Ventilation is really important in continuing the drying process after bales become wet. For example, it is best to keep round bales in single layers placed end-to-end, with several feet in between rows to increase air flow and circulation around all bales. Bale density is also really important. The tighter the bale, the better it will be able to withstand winter precipitation and damage. Loosely-packed bales will “pick up” more moisture, and it will penetrate throughout more of a bale than a densely-packed bale.

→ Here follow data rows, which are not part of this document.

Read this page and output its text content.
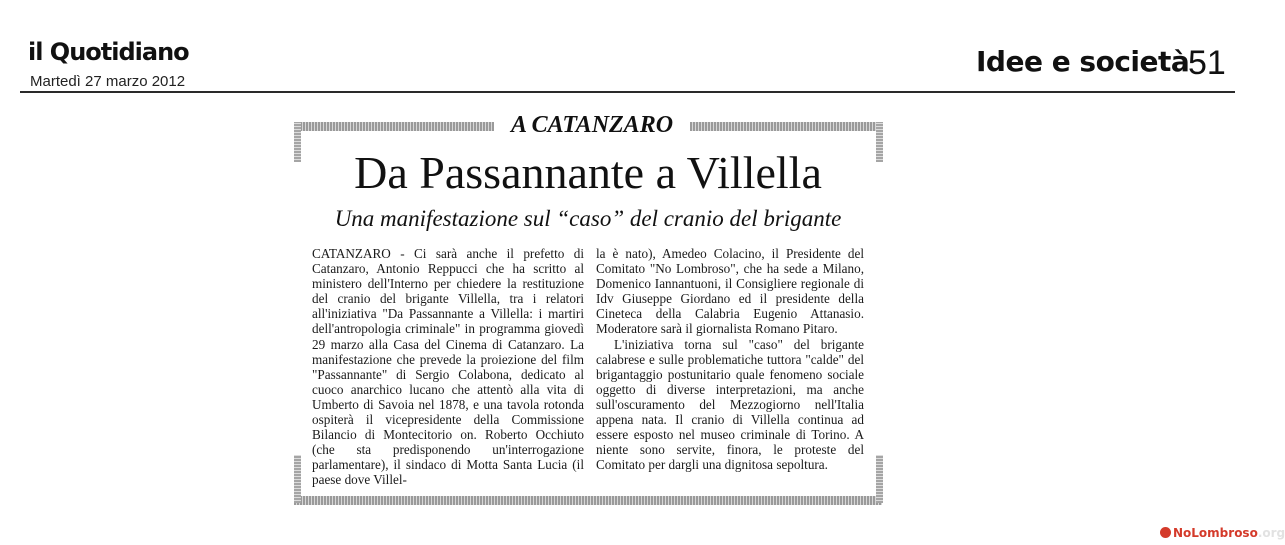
il Quotidiano
Martedì 27 marzo 2012
Idee e società
51
A CATANZARO
Da Passannante a Villella
Una manifestazione sul “caso” del cranio del brigante

CATANZARO - Ci sarà anche il prefetto di Catanzaro, Antonio Reppucci che ha scritto al ministero dell'Interno per chiedere la restituzione del cranio del brigante Villella, tra i relatori all'iniziativa "Da Passannante a Villella: i martiri dell'antropologia criminale" in programma giovedì 29 marzo alla Casa del Cinema di Catanzaro. La manifestazione che prevede la proiezione del film "Passannante" di Sergio Colabona, dedicato al cuoco anarchico lucano che attentò alla vita di Umberto di Savoia nel 1878, e una tavola rotonda ospiterà il vicepresidente della Commissione Bilancio di Montecitorio on. Roberto Occhiuto (che sta predisponendo un'interrogazione parlamentare), il sindaco di Motta Santa Lucia (il paese dove Villel-

la è nato), Amedeo Colacino, il Presidente del Comitato "No Lombroso", che ha sede a Milano, Domenico Iannantuoni, il Consigliere regionale di Idv Giuseppe Giordano ed il presidente della Cineteca della Calabria Eugenio Attanasio. Moderatore sarà il giornalista Romano Pitaro.

L'iniziativa torna sul "caso" del brigante calabrese e sulle problematiche tuttora "calde" del brigantaggio postunitario quale fenomeno sociale oggetto di diverse interpretazioni, ma anche sull'oscuramento del Mezzogiorno nell'Italia appena nata. Il cranio di Villella continua ad essere esposto nel museo criminale di Torino. A niente sono servite, finora, le proteste del Comitato per dargli una dignitosa sepoltura.

NoLombroso.org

Wrapping round bales will help to significantly decrease any quality and yield losses from winter storage if the equipment and resources are available. A study found that six layers of plastic wrap is ideal, as it is the optimal trade-off between money spent on wrapping and amount of hay lost to the elements.

Proper storage of your hay is really important in ensuring that your animals will have enough roughage to get through the cold winter months. Decreasing exposure to the elements is the most important factor, and minimizing the number of bales that are exposed to the winter elements will help to minimize total quality and yield losses.